Besonders eindrücklich war für Lukas Werther der Fund einer Schaufel mit einem Blatt aus Eisenblech. Bildquellen von 1944/45 zeigten einen ähnlichen Schaufeltyp, dazu gebe es Zeitzeugenberichte, etwa die dramatische Geschichte eines Neuankömmlings im Werk, der bei der Übergabe einer Schaufel schon zu schwach war, sie überhaupt zu halten – solche persönlichen Schicksale im Zusammenhang mit Fundstücken ließen Bilder im Kopf entstehen. Geschichte wird damit fast im Wortsinne greifbar.
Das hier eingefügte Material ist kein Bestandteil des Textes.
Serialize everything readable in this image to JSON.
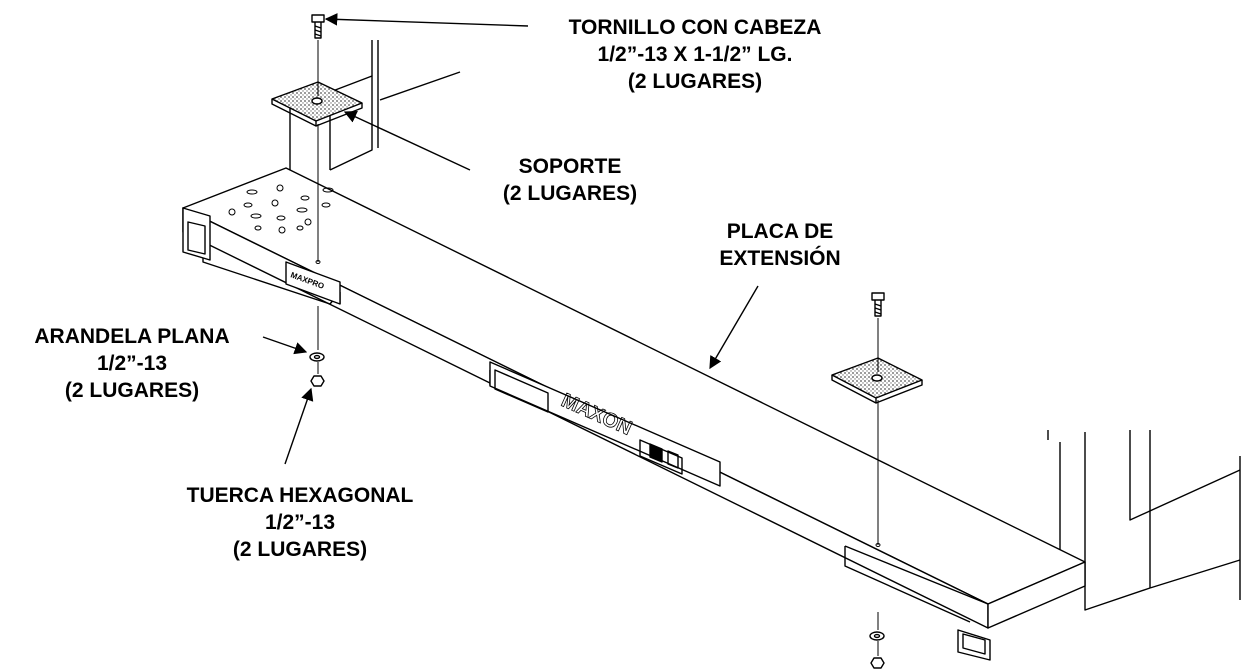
{
  "labels": {
    "cap_screw": {
      "line1": "TORNILLO CON CABEZA",
      "line2": "1/2”-13 X 1-1/2” LG.",
      "line3": "(2 LUGARES)"
    },
    "bracket": {
      "line1": "SOPORTE",
      "line2": "(2 LUGARES)"
    },
    "extension_plate": {
      "line1": "PLACA DE",
      "line2": "EXTENSIÓN"
    },
    "flat_washer": {
      "line1": "ARANDELA PLANA",
      "line2": "1/2”-13",
      "line3": "(2 LUGARES)"
    },
    "hex_nut": {
      "line1": "TUERCA HEXAGONAL",
      "line2": "1/2”-13",
      "line3": "(2 LUGARES)"
    }
  },
  "decals": {
    "small_logo": "MAXPRO",
    "main_logo": "MAXON"
  },
  "colors": {
    "ink": "#000000",
    "paper": "#ffffff",
    "stipple": "#8a8a8a"
  }
}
Hier zeigt sich auch der Mehrwert der zeitgeschichtlichen Archäologie: Sie nähert sich der NS-Zeit über ihre materiellen Relikte an, Objekten also, mit denen sich die Geschichtswissenschaft bisher kaum beschäftigt hat. Dafür wollen Mehler und Werther eine Sensibilität schaffen, denn die Schriftquellen des 20. Jahrhunderts ergeben kein vollständiges Bild. Auch für die Gedenk- und Vermittlungsarbeit würden die materiellen Funde umso wichtiger, je weniger Zeitzeugen es gibt. Beide Archäologen halten eine intensivere Zusammenarbeit mit den Historikern für wichtig – auch in der Ausbildung der Studierenden. Sie begrüßen auch, dass die Tübinger Archäologie mit der Archäometrie eine Brücke zu den Naturwissenschaften schlägt. Nicht zuletzt sei die insgesamt breit aufgestellte Disziplin auch ein Plus für Nischenprojekte, meint Lukas Werther: „Wo, wenn nicht in Tübingen, kann man einen Schwerpunkt in der zeitgeschichtlichen Archäologie setzen und weiterentwickeln?“

Tina Schäfer

Weitere Informationen

KZ-Komplex Natzweiler: Denkmalfachliche Evaluierung der Außenlager und Arbeitsstätten in Baden-Württemberg [https://www.denkmalpflege-bw.de/denkmale/projekte/archaeologische-denkmalpflege/archaeologie-der-moderne/kz-komplex-natzweiler/] – Informationen des Landesdenkmalamts

Weitere Projekte der neueren und neuesten Archäologie

Die Kolonie Nueva Germania (Paraguay) und ihre Ressourcen – Im Rahmen des Sonderforschungsbereichs RessourcenKulturen untersucht das Team von Natascha Mehler die Kolonie Nueva Germania [https://uni-tuebingen.de/de/228389], die Ende des 19. Jahrhunderts von deutschen Siedlern um Bernhard Förster und seine Frau Elisabeth Nietzsche, der Schwester des Philosophen Friedrich Nietzsche, gegründet worden war. Die Gruppe wollte im Urwald ihre Utopie einer judenfreien Siedlung umsetzen und zugleich der Impfpflicht gegen die Pocken im deutschen Kaiserreich entgehen („die ersten Querdenker“, so Natascha Mehler).

Mehlers Team war auch an den Grabungen am Gräberfeld X [https://uni-tuebingen.de/universitaet/aktuelles-und-publikationen/newsfullview-aktuell/article/universitaet-tuebingen-fuehrte-grabung-auf-graeberfeld-x-durch/] beteiligt, wo seit 1990 sterbliche Überreste der von Opfern der NS-Euthanasie bestattet sind. Für Natascha Mehler war die Exhumierung das bislang jüngste archäologische Grabungsprojekt.